ST. MARGARET'S, WESTMINSTER.

ON THOMAS CHURCHYARD,

An old court poet, in the reign of Henry ye Eighth, author of a poem entitled the "Worthiness of Wales," and of another in praise of the first Paper Mill, erected in England. Wood gives a long account of the vicissitudes of this person.

COME, Alecto, and lend me thy torch,

To find a Churchyard in a church porch ;Poverty and poetry this tomb doth inclose, Therefore, good neighbours, be merry in prose, He died about the 11th of Elizabeth's reign, 1570.

ON A GENTLEMAN,

Whose name was EARTH.

STOP, gentle reader, and peruse this stone,
The friendly covering of my lifeless bone.
Earth was I brought into the spacious world,
And now to Mother Earth-again I'm hurl'd.
Being born mere Earth,-you may with justice say,
That which was Earth,-is fairly turn'd to clay.

ON A MAYOR OF EXETER.

HERE lies the body of Captain Tully,
Aged a hundred and nine years fully;
And threescore years before, as mayor,
The sword of this city he did bear.
Nine of his wives do by him lie,
So shall the tenth when she doth die.

ON DR. FULLER.

HERE lies Fuller's earth.

ON ANNE CARTER.

A COLLAR-MAKER'S WIFE.

HERE lies Anne Carter,

Wife of John Carter;

Who slipt her neck out of the collar;
Mensis Maii 6, Anno 1728.

IPSWICH, 1641.

ON JOE WARNER.

I, Warner once was to myself,
Both living, dying, dead, I was;
Now Warning am to thee:
See then thou warned be.

IN WALES.

HERE lies Imagination's fool:
Ye that know me pity me,

Ye that know me not, I congratulate.

ON MR. EDMOND PURDON,

An Author.

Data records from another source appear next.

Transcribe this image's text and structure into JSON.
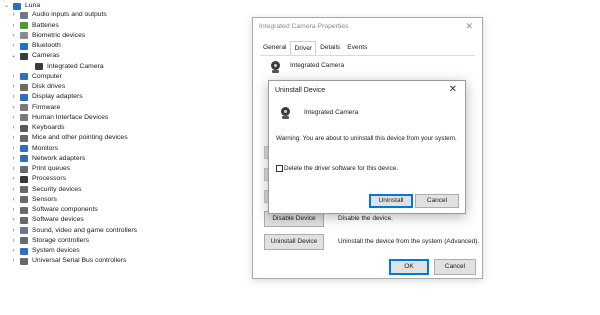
{
  "tree": {
    "root": "Luna",
    "items": [
      {
        "label": "Audio inputs and outputs",
        "icon": "speaker-icon",
        "color": "#6b7a8a",
        "expanded": false
      },
      {
        "label": "Batteries",
        "icon": "battery-icon",
        "color": "#4a9a3b",
        "expanded": false
      },
      {
        "label": "Biometric devices",
        "icon": "fingerprint-icon",
        "color": "#8a8a8a",
        "expanded": false
      },
      {
        "label": "Bluetooth",
        "icon": "bluetooth-icon",
        "color": "#1f6fd0",
        "expanded": false
      },
      {
        "label": "Cameras",
        "icon": "camera-icon",
        "color": "#3b3b3b",
        "expanded": true
      },
      {
        "label": "Integrated Camera",
        "icon": "camera-icon",
        "color": "#3b3b3b",
        "child": true
      },
      {
        "label": "Computer",
        "icon": "computer-icon",
        "color": "#2d6fb8",
        "expanded": false
      },
      {
        "label": "Disk drives",
        "icon": "disk-icon",
        "color": "#6a6a6a",
        "expanded": false
      },
      {
        "label": "Display adapters",
        "icon": "display-icon",
        "color": "#2d6fb8",
        "expanded": false
      },
      {
        "label": "Firmware",
        "icon": "firmware-icon",
        "color": "#7a7a7a",
        "expanded": false
      },
      {
        "label": "Human Interface Devices",
        "icon": "hid-icon",
        "color": "#7a7a7a",
        "expanded": false
      },
      {
        "label": "Keyboards",
        "icon": "keyboard-icon",
        "color": "#5a5a5a",
        "expanded": false
      },
      {
        "label": "Mice and other pointing devices",
        "icon": "mouse-icon",
        "color": "#6a6a6a",
        "expanded": false
      },
      {
        "label": "Monitors",
        "icon": "monitor-icon",
        "color": "#2d6fb8",
        "expanded": false
      },
      {
        "label": "Network adapters",
        "icon": "network-icon",
        "color": "#2d6fb8",
        "expanded": false
      },
      {
        "label": "Print queues",
        "icon": "printer-icon",
        "color": "#6a6a6a",
        "expanded": false
      },
      {
        "label": "Processors",
        "icon": "processor-icon",
        "color": "#3a3a3a",
        "expanded": false
      },
      {
        "label": "Security devices",
        "icon": "security-icon",
        "color": "#6a6a6a",
        "expanded": false
      },
      {
        "label": "Sensors",
        "icon": "sensor-icon",
        "color": "#6a6a6a",
        "expanded": false
      },
      {
        "label": "Software components",
        "icon": "component-icon",
        "color": "#6a6a6a",
        "expanded": false
      },
      {
        "label": "Software devices",
        "icon": "software-device-icon",
        "color": "#6a6a6a",
        "expanded": false
      },
      {
        "label": "Sound, video and game controllers",
        "icon": "sound-icon",
        "color": "#6b7a8a",
        "expanded": false
      },
      {
        "label": "Storage controllers",
        "icon": "storage-icon",
        "color": "#6a6a6a",
        "expanded": false
      },
      {
        "label": "System devices",
        "icon": "system-icon",
        "color": "#2d6fb8",
        "expanded": false
      },
      {
        "label": "Universal Serial Bus controllers",
        "icon": "usb-icon",
        "color": "#6a6a6a",
        "expanded": false
      }
    ]
  },
  "props": {
    "title": "Integrated Camera Properties",
    "tabs": [
      "General",
      "Driver",
      "Details",
      "Events"
    ],
    "active_tab": "Driver",
    "device_name": "Integrated Camera",
    "disable_button": "Disable Device",
    "disable_desc": "Disable the device.",
    "uninstall_button": "Uninstall Device",
    "uninstall_desc": "Uninstall the device from the system (Advanced).",
    "ok": "OK",
    "cancel": "Cancel"
  },
  "dialog": {
    "title": "Uninstall Device",
    "device_name": "Integrated Camera",
    "warning": "Warning: You are about to uninstall this device from your system.",
    "checkbox_label": "Delete the driver software for this device.",
    "checkbox_checked": false,
    "uninstall": "Uninstall",
    "cancel": "Cancel"
  }
}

By Goldsmith.

HERE lies poor Ned Purdon, from misery freed,
Who long was a bookseller's hack,

He led such a damnable life in this world,
I don't think he'll ever come back.

ON JOHN CRUKER,

A BELLOWS-MAKER, AT oxford.

HERE lyeth JOHN CRUKER, a maker of bellows,
A crafts-master, and a king of good fellows:
Yet when he came to the hour of his death,
He that made bellows, could not make breath.

ON JOHN TREFFRY, ESQ.

HERE in this chancel do I ly,

Known by the name of JOHN TREFFRY;
Being made and born for to dye,

So must thou, friend, as well as I:
Therefore good works be sure to try,
But chiefly love and charity,
And still on them with faith rely,
So be happy eternally.

Soli Deo gloria.

The above was put up during the life-time of this Mr. Treffry, who appears to have been a very whim. sical man. He had his grave dug, and lay down and swore in it, to shew the sexton a novelty, he said,—a man swearing in his own grave.

ON MRS. FORD.

HERE lies the wife of Maister Ford,
I hope her soul is with the Lord;
But if for Hell she's chang'd this life,
'Tis better so-than John Ford's wife.

ON A JOCKEY, AT NEWMARKET.
By Chiffney.

BENEATH the green sod, in this sport-loving place,
A jockey lies snug who has run a good race;
Till his wind being gone, and by death being crost
At last he's come in the wrong side of the post.